Змей в ответ лишь лениво лапу переднюю поднял и ткнул когтём, вродь как на себя показывая.
— Ты что, проглотил их, ящерица трёхголовая?!! — взвился Ваня.
— Ни! — скривился Змей. Поднял лапу повыше и за спину себе показывает. — Там они, средь кустиков, с трапезой давешней прощаются. Небо сёдни ухабисто больно, вот их и укачало малость.
Тут из зарослей выполз царевич. Лицо, как трава, сплошь в зелень окрашено и глаза мутные, словно с перепою. Глянул на него Ванятка и вновь к Змею подступает:
— А брюхо чем набил?
— Туточки в овраге волки коровку задрали, вот я с ними и "поделился", как раз к началу их пирушки поспел.
После и Елена вышла. Тожить, не румяна личиком. Увидал их серый и успокоился. В себя придя, взял Иван Царевич лук тугой да в лес подался. Прекрасная к роднику сходила, студёной водой умылась, гребнем костяным причесалась и стала краса — всем на изумление. Ванюша тем временем хворосту набрал, костерок спроворил, а тут и дичь подоспела. Испекли они зайца на вертеле, стали моститься перекусить малость.

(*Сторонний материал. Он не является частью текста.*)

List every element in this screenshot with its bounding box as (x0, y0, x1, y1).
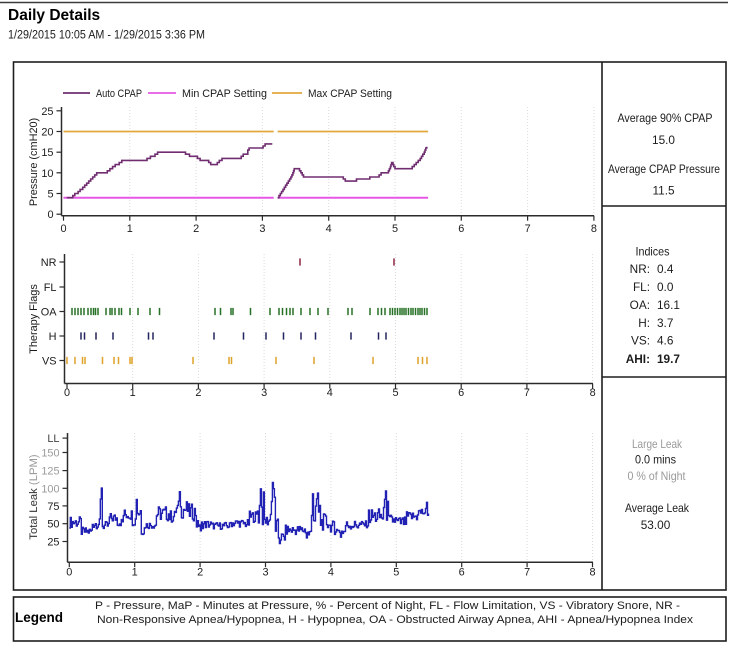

Полез Ваня в котомку, что ему в дорогу Яга собирать начала, вынул тряпицу подстелить, чай, негоже на сырой земле трапезничать. Только развернул её, как на той тряпице яства появились, какие токмо хошь: и пироги печеные, и яблоки моченые, и вина хмельные, и мёды стоялые, а сласти так горой! Та тряпица скатертью самобранкой оказалась.
И пошел у них не перекус, а словно пир на весь мир. Едят, пьют да нахваливают. Елена Прекрасная хмельного чуть пригубила, Иван Царевич с Ванюшкой по чарке выпили, а Змей Горыныч цельный бочонок зелена вина оприходовал. Токмо что ему — эдакой глыбе — маленький бочонок? Так, чтоб язык развязался!

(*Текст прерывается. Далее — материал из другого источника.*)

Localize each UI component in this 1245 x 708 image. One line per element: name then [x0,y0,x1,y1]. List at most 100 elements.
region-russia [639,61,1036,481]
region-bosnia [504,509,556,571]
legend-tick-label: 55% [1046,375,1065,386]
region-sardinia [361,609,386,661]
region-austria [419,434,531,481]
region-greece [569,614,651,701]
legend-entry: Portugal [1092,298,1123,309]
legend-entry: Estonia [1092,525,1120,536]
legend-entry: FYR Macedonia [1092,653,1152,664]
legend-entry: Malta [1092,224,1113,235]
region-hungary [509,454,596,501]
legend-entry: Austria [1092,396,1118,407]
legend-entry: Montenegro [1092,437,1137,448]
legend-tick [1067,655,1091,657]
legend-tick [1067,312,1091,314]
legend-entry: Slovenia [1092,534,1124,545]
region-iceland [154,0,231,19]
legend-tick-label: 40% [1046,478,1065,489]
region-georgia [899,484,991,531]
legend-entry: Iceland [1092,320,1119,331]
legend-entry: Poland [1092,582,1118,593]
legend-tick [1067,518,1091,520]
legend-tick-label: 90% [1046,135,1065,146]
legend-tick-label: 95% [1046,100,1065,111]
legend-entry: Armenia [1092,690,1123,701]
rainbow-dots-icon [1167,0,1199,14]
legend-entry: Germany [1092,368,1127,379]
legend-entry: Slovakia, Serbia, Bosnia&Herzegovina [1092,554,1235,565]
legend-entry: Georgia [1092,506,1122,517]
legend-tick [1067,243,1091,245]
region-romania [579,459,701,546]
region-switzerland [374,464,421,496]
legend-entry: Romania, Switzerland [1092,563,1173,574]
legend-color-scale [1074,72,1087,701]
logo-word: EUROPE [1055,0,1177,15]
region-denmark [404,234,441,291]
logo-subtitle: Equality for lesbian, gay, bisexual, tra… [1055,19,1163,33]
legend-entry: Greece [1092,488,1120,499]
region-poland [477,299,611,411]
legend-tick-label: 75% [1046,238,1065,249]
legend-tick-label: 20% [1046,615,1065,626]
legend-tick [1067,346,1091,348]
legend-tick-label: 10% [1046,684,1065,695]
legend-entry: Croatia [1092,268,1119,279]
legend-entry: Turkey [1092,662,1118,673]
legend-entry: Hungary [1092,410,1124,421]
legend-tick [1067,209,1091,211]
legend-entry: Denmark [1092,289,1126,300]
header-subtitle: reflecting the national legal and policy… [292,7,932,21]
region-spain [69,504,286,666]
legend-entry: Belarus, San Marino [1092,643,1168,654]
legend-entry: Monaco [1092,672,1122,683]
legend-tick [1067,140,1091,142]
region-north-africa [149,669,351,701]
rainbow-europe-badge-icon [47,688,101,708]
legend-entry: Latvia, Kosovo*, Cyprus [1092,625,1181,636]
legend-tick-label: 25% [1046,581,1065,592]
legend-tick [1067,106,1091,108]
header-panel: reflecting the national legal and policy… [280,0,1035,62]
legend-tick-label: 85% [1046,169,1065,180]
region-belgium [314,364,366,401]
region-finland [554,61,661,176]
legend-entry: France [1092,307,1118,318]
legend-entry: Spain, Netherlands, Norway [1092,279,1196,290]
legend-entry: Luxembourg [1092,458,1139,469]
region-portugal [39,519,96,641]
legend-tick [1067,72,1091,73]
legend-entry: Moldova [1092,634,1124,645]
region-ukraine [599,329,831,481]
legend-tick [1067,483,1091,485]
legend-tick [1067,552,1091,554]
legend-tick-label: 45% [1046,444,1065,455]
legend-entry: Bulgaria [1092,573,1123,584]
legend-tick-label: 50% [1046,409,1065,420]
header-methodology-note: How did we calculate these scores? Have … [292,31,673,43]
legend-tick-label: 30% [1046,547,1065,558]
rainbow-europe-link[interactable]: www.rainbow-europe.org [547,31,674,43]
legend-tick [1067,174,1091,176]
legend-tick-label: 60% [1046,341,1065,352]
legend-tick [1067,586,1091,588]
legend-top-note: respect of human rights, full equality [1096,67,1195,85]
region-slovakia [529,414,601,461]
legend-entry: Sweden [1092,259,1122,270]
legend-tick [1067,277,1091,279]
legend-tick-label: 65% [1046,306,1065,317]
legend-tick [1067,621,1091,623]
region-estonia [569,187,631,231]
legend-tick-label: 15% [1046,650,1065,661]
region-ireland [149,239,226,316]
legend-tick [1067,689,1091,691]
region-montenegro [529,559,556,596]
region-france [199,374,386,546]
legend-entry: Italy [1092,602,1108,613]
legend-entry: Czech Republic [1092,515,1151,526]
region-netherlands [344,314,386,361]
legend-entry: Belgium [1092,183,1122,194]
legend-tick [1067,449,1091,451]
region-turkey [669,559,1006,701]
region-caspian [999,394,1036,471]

— Теперь-то ты видишь, что зазря на Змея худое думал? — спросил Ваня у серого волка. — Ныне расскажешь, какая ещё малость потребна, дабы ему облик сменить?
— Отчего же не рассказать, расскажу! — ответил серый. — Слушай: перво-наперво, нужен лепесток цветка папоротника. Под язык его кладёшь, слово заветное молвишь да через голову кувырком, не мешкая. Всего делов! Токмо не серчай — то слово я Горынычу на ушко шепну, а тебе оно без надобности.

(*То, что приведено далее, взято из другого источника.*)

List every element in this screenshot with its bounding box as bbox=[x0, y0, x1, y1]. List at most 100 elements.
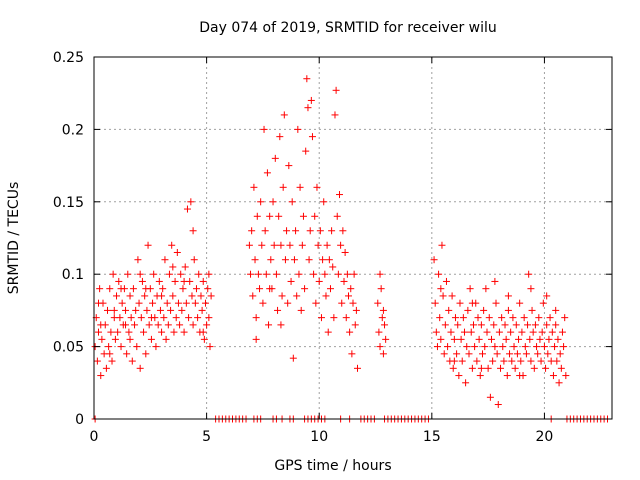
data-point bbox=[105, 343, 113, 351]
data-point bbox=[442, 277, 450, 285]
data-point bbox=[466, 285, 474, 293]
data-point bbox=[484, 364, 492, 372]
data-point bbox=[167, 306, 175, 314]
data-point bbox=[303, 75, 311, 83]
data-point bbox=[289, 354, 297, 362]
data-point bbox=[374, 299, 382, 307]
data-point bbox=[500, 357, 508, 365]
data-point bbox=[545, 335, 553, 343]
x-tick-label: 0 bbox=[90, 429, 99, 445]
data-point bbox=[248, 227, 256, 235]
data-point bbox=[262, 270, 270, 278]
data-point bbox=[274, 306, 282, 314]
data-point bbox=[338, 299, 346, 307]
data-point bbox=[459, 314, 467, 322]
data-point bbox=[485, 314, 493, 322]
data-point bbox=[481, 343, 489, 351]
data-point bbox=[524, 321, 532, 329]
data-point bbox=[95, 299, 103, 307]
data-point bbox=[168, 241, 176, 249]
data-point bbox=[510, 343, 518, 351]
data-point bbox=[314, 241, 322, 249]
data-point bbox=[444, 343, 452, 351]
data-point bbox=[173, 248, 181, 256]
data-point bbox=[450, 357, 458, 365]
data-point bbox=[549, 372, 557, 380]
data-point bbox=[437, 285, 445, 293]
data-point bbox=[535, 314, 543, 322]
data-point bbox=[454, 321, 462, 329]
data-point bbox=[204, 285, 212, 293]
data-point bbox=[340, 277, 348, 285]
data-point bbox=[206, 343, 214, 351]
data-point bbox=[316, 227, 324, 235]
data-point bbox=[252, 335, 260, 343]
data-point bbox=[114, 328, 122, 336]
y-tick-label: 0.05 bbox=[53, 340, 84, 356]
data-point bbox=[197, 292, 205, 300]
data-point bbox=[352, 306, 360, 314]
y-tick-label: 0 bbox=[75, 412, 84, 428]
data-point bbox=[486, 393, 494, 401]
data-point bbox=[263, 169, 271, 177]
data-point bbox=[344, 292, 352, 300]
data-point bbox=[482, 285, 490, 293]
data-point bbox=[104, 306, 112, 314]
data-point bbox=[331, 111, 339, 119]
data-point bbox=[525, 270, 533, 278]
data-point bbox=[516, 372, 524, 380]
data-point bbox=[561, 314, 569, 322]
data-point bbox=[299, 212, 307, 220]
data-point bbox=[307, 96, 315, 104]
data-point bbox=[266, 285, 274, 293]
data-point bbox=[154, 321, 162, 329]
data-point bbox=[140, 328, 148, 336]
data-point bbox=[337, 241, 345, 249]
data-point bbox=[126, 292, 134, 300]
data-point bbox=[127, 314, 135, 322]
data-point bbox=[377, 285, 385, 293]
y-axis-label: SRMTID / TECUs bbox=[6, 182, 22, 295]
data-point bbox=[265, 321, 273, 329]
data-point bbox=[349, 299, 357, 307]
data-point bbox=[522, 350, 530, 358]
data-point bbox=[450, 335, 458, 343]
data-point bbox=[558, 328, 566, 336]
grid-lines bbox=[94, 57, 612, 419]
data-point bbox=[464, 306, 472, 314]
data-point bbox=[106, 285, 114, 293]
x-tick-label: 10 bbox=[310, 429, 328, 445]
data-point bbox=[279, 183, 287, 191]
data-point bbox=[557, 364, 565, 372]
data-point bbox=[116, 314, 124, 322]
data-point bbox=[498, 314, 506, 322]
data-point bbox=[106, 350, 114, 358]
data-point bbox=[198, 306, 206, 314]
data-point bbox=[512, 321, 520, 329]
data-point bbox=[544, 350, 552, 358]
data-point bbox=[308, 133, 316, 141]
data-point bbox=[164, 321, 172, 329]
data-point bbox=[131, 321, 139, 329]
data-point bbox=[441, 321, 449, 329]
data-point bbox=[136, 270, 144, 278]
data-point bbox=[133, 343, 141, 351]
data-point bbox=[322, 292, 330, 300]
data-point bbox=[305, 256, 313, 264]
data-point bbox=[448, 292, 456, 300]
data-point bbox=[325, 256, 333, 264]
data-point bbox=[285, 162, 293, 170]
data-point bbox=[117, 343, 125, 351]
data-point bbox=[326, 285, 334, 293]
data-point bbox=[341, 248, 349, 256]
data-point bbox=[333, 212, 341, 220]
data-point bbox=[475, 335, 483, 343]
chart-title: Day 074 of 2019, SRMTID for receiver wil… bbox=[199, 20, 497, 36]
data-point bbox=[375, 328, 383, 336]
data-point bbox=[431, 299, 439, 307]
x-axis-label: GPS time / hours bbox=[274, 458, 391, 474]
data-point bbox=[477, 321, 485, 329]
data-point bbox=[436, 314, 444, 322]
data-point bbox=[191, 299, 199, 307]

Подошел волк к Змею, а у того средняя голова чегой-то в траве шарит-выискивает, правая губы трубочкой вытянула да в стрекоз малым пламенем пуляет. Балуется, значит. Вот. А левая голова с Еленой Прекрасной беседу ведёт куртуазную. Та башка, окромя сказок, лишь единую книжку осилила, про галантные нравы при дворе хранцузского государя, ну и рассыпается ныне пред Еленой в любезностях, словно петух пред курочкой.
Хотел было серый волк правой голове слово заветное молвить, да зряшно: не слушает его голова, бо зело стрекозиной охотой увлечена.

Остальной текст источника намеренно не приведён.